A pilot project evaluating the Electro-Ceramic Desalination (ECD) technology developed by Membrion Inc. (Seattle, Wash.; www.membrion.com) successfully recovered clean water from the reject water of a reverse osmosis (RO) desalination process at a commercial manufacturing site.
Membrion’s technology uses ceramic membranes for ion separation in extreme environments where polymeric membranes would typically fail (see A New manufacturing approach for heavy-duty ceramic membranes, Chem. Eng., May 2024, p. 11). The company developed a method for shaping silica into ceramic membrane sheets with pore sizes suitable for ion-transport. An electric field, rather than pressure, drives the migration of ions.
For the pilot project, an ECD unit was installed at a Colgate-Palmolive (New York, N.Y.; www.colgatepalmolive.com) facility in Cambridge, Ohio, where it produced clean water for reuse over a four-week period from the facility’s RO desalination wastewater. The facility was chosen specifically because of its challenging water chemistry, says Greg Newbloom, Membrion CEO. The combination of RO and ECD concentrated the problematic ions in the RO reject water into a volume of 3 to 6% of the original water volume. Project leaders varied the water chemistry specifications required, and found that the ECD could deliver the water for reuse according to the desired properties, Newbloom said.
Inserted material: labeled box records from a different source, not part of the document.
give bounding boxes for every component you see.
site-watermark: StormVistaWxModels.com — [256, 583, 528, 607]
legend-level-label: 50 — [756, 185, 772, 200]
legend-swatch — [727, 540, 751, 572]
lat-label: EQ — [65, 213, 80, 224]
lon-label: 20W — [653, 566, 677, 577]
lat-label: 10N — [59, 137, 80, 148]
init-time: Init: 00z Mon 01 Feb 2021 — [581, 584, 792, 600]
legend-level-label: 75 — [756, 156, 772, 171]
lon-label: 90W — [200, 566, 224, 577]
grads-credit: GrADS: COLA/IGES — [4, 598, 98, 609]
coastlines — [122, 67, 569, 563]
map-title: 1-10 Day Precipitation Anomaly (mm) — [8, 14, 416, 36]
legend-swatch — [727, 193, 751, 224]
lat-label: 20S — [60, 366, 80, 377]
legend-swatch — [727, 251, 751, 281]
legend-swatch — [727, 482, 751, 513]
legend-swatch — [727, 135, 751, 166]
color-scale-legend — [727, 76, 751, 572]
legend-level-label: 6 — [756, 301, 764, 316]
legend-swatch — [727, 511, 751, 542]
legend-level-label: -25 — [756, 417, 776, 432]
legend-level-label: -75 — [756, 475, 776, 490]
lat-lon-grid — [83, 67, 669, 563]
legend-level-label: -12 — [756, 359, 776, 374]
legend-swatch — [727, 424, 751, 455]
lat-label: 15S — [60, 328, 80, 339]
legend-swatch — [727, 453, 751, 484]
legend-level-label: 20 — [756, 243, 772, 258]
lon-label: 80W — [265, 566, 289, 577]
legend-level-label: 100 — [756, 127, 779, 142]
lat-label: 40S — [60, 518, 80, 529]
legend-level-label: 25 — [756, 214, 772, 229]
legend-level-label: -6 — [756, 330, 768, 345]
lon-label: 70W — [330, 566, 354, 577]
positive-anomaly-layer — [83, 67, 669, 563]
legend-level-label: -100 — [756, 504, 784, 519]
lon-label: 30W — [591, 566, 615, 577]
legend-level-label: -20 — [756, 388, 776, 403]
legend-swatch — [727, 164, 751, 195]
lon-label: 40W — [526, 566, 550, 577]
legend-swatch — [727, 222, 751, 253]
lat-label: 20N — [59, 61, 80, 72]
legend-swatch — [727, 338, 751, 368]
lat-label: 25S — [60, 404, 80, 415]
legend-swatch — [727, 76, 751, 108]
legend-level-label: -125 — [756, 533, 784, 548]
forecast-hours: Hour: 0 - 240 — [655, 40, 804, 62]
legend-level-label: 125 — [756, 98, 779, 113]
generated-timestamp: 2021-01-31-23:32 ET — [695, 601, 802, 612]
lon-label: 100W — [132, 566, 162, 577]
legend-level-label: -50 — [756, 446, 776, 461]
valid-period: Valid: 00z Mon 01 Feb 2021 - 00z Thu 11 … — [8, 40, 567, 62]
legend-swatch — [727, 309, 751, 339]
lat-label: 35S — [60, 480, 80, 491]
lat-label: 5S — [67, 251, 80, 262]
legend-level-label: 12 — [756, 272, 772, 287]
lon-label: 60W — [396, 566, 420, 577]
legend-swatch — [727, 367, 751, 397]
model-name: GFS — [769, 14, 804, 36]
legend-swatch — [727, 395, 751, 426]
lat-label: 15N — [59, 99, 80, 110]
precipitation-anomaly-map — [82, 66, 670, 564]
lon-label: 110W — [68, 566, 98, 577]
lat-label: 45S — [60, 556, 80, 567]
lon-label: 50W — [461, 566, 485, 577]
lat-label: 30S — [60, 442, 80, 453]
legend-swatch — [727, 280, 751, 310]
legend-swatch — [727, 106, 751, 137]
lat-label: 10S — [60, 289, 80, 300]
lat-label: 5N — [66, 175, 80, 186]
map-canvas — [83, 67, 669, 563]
Based on the results of the pilot project, Membrion is now working with Colgate-Palmolive to expand the use of the ECD to several other facilities in water-stressed areas, with the goal of delivering 400 million gallons of water for reuse with the ECD across all the sites.
The pilot project was a part of the 100+ Accelerator program (New York, N.Y.; www.100accelerator.com), an industry consortium aimed at funding and developing sustainability-related technologies and approaches whose benefits could be shared across all member companies.